Data – The available data is a list of products sold across five e-commerce sites. The data gives us
information about shipping, average ratings, brand, category, in stock etc. Some features of the data are
(a) Categorical variables such as model name, brand etc. which cannot simply be converted as they
would explode the number of categorical variables (b) columns like average rating and review count
which had large number of missing values and were filled through imputation based on rest of the
columns (c) textual data columns such as shipping period which were converted into numerical
averages.

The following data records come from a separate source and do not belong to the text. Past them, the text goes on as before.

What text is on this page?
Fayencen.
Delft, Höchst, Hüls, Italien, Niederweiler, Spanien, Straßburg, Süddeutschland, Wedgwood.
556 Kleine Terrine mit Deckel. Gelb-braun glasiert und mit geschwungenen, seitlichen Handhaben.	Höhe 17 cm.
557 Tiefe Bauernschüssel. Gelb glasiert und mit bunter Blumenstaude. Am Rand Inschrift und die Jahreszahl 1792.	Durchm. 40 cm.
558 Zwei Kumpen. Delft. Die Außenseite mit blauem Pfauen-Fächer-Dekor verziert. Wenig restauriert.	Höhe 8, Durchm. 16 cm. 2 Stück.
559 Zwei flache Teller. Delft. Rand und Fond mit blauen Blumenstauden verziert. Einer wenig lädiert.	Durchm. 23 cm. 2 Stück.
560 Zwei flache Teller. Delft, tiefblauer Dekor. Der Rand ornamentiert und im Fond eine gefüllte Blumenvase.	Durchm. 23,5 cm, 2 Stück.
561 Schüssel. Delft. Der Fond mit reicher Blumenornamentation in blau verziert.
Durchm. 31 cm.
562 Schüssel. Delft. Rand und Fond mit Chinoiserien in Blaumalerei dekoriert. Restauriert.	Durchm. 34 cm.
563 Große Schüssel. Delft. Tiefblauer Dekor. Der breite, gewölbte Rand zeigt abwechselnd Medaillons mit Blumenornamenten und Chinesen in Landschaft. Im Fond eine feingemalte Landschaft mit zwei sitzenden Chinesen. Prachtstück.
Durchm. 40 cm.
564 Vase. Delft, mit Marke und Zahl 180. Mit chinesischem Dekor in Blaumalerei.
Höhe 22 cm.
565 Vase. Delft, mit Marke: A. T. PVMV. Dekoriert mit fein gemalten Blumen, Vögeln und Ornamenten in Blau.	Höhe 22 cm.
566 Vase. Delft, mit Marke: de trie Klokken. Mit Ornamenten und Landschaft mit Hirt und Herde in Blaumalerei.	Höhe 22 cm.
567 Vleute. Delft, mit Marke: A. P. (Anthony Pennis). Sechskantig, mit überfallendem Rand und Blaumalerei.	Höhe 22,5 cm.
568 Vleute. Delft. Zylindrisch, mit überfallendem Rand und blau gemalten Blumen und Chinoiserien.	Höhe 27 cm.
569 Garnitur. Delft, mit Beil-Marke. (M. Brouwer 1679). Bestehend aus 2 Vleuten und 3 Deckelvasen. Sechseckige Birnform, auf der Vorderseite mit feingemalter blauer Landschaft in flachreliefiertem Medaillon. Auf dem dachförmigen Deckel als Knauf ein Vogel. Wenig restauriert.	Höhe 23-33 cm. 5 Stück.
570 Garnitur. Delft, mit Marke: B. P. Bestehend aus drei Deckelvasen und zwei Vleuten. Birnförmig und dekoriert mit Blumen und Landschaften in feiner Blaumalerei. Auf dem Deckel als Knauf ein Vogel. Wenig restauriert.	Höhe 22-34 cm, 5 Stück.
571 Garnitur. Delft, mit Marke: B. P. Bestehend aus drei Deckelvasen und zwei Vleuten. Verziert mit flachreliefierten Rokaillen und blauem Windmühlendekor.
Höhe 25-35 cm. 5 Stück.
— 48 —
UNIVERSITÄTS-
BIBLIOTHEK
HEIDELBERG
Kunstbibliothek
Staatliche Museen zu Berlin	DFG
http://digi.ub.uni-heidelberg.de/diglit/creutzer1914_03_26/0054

Data such as this is available on the internet and can be crawled off various sites easily.
Data Analytics solution – To check if it is possible to construct a portfolio of products such that as high a
percentage of the products selected in the portfolio are due for a price increase so that losses on price
drops don’t overwhelm the insurance fee gained where the price goes up or stays the same. The idea is
to build various classification models that can predict if the price will go up or not and then construct a
portfolio by selecting top x% of products that have the highest predicted probability that the price will
go up next day among all the products considered. Observe that data mining only takes us towards
making a decision and quite a bit of external information, analysis and assumptions are needed before
one can come to a conclusion. To achieve the data mining goal, we would (a) Use available data of
various products sold by the five online retailers as predictors to classify products as ‘Price Up’ or not (b)
Rank order the results in terms of probability of price increase (c) Select top x% to offer insurance on.
Recommendations – Our data analysis shows that if products are randomly selected to form a portfolio
only 2.4% of products on an average would show a price increase. However, using our best model of
Classification tree, this percentage can shoot up to as high as 100% based on what “x” is chosen. If the
top x% is intelligently and variably chosen everyday and if the multiple on insurance fee paid to
customers upon price drop is carefully chosen so that it doesn’t overwhelm the insurance revenue, the
business can be very much viable. The entrepreneur can always explore additional streams of revenue
like advertisements on the site or building a user database.